その二人は、2年前に卒業した教え子たちだった。
私が、この町にたった一つしかない高校に着任して、もう8年。生徒数は年々減り、この春に隣町の高校との統合が決まっていた。
県教委が3年前に統廃合の計画を打ち出したときは、あちこちで反対の声が上がった。でも、県立から町立に移管する案も結局、町の予算じゃ維持が難しくて、町議会も諦めムードに。
高校がなくなると、ますます過疎化が進んでしまうのは明らかだった。
「あっ! 先生、超久しぶり! 全然変わってないねー」
「2年しか経ってないのよ。それより雪菜さんが変わりすぎね」
私は笑いながら、薄桃色をベースとした落ち着きのある振袖姿の彼女に声をかけた。高校生の頃は金髪のロングヘアで、生徒指導部長を困らせてばかり。小さな町だから、誰もが「ああ、あの子か」と知っているほど目立った存在だった。

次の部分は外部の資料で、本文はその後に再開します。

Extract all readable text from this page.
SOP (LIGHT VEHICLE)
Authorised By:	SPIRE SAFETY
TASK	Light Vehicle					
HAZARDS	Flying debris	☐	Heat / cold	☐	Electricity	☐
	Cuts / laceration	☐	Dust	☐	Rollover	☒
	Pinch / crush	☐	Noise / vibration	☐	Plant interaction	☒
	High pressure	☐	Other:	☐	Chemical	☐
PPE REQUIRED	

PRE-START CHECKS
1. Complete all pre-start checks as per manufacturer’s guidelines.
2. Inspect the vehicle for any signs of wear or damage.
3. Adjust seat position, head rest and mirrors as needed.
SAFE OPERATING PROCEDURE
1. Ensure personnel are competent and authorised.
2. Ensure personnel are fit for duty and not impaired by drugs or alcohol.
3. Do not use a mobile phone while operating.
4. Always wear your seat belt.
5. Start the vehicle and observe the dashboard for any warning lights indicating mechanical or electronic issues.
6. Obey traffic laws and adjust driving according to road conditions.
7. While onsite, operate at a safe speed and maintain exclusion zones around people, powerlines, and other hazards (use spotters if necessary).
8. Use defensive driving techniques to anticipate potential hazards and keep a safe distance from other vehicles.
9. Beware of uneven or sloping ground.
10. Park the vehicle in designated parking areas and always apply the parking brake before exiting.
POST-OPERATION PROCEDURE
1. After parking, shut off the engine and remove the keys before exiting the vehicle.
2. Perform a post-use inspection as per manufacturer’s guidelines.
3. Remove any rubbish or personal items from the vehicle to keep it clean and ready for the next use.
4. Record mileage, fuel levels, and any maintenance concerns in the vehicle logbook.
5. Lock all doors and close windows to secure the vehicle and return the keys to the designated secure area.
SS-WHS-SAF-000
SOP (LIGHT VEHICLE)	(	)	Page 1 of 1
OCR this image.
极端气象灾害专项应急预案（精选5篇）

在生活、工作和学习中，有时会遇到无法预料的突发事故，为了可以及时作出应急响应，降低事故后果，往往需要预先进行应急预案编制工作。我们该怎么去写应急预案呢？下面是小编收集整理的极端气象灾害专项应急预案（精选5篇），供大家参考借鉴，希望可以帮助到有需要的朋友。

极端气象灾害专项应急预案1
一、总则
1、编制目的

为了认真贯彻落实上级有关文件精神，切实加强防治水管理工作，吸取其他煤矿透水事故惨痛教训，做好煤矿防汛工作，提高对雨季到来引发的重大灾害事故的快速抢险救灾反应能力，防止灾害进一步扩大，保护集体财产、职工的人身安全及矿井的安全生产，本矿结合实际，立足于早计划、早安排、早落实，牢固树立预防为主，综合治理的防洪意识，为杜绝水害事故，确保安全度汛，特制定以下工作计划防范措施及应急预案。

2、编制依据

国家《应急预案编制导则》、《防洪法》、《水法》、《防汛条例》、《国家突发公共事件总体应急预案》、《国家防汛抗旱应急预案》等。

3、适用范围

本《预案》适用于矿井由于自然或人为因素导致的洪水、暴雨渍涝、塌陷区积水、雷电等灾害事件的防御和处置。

「だって、もう親になったんだよ。そりゃ少しは大人になるでしょ」
「ふふ、確かにね。今、娘さんは?」
「ママに見てもらってる。今日は成人式だし、友達と飲みたくてさ」
無邪気に笑う顔は、あの頃とぜんぜん変わらない。私の授業ではいつも「先生の話、超ウケるんだけどー」と謎に楽しそうだったのを思い出す。
「……私たちの高校、なくなるんだよね」
急に真顔になった彼女が、寂しそうにつぶやく。
「そうね……。この春に私も異動になるし」
この町に唯一の高校だから、成人式そのものが同窓会みたいなものだった。わずか2年、されど2年。教え子たちが大人になって、この場所に戻ってくる姿を見られるのは、いつだって嬉しかった。
二十歳になった卒業生と、ここで会うのはこれで終わる。
春には、もうこの高校も、私も、別の場所へ ──。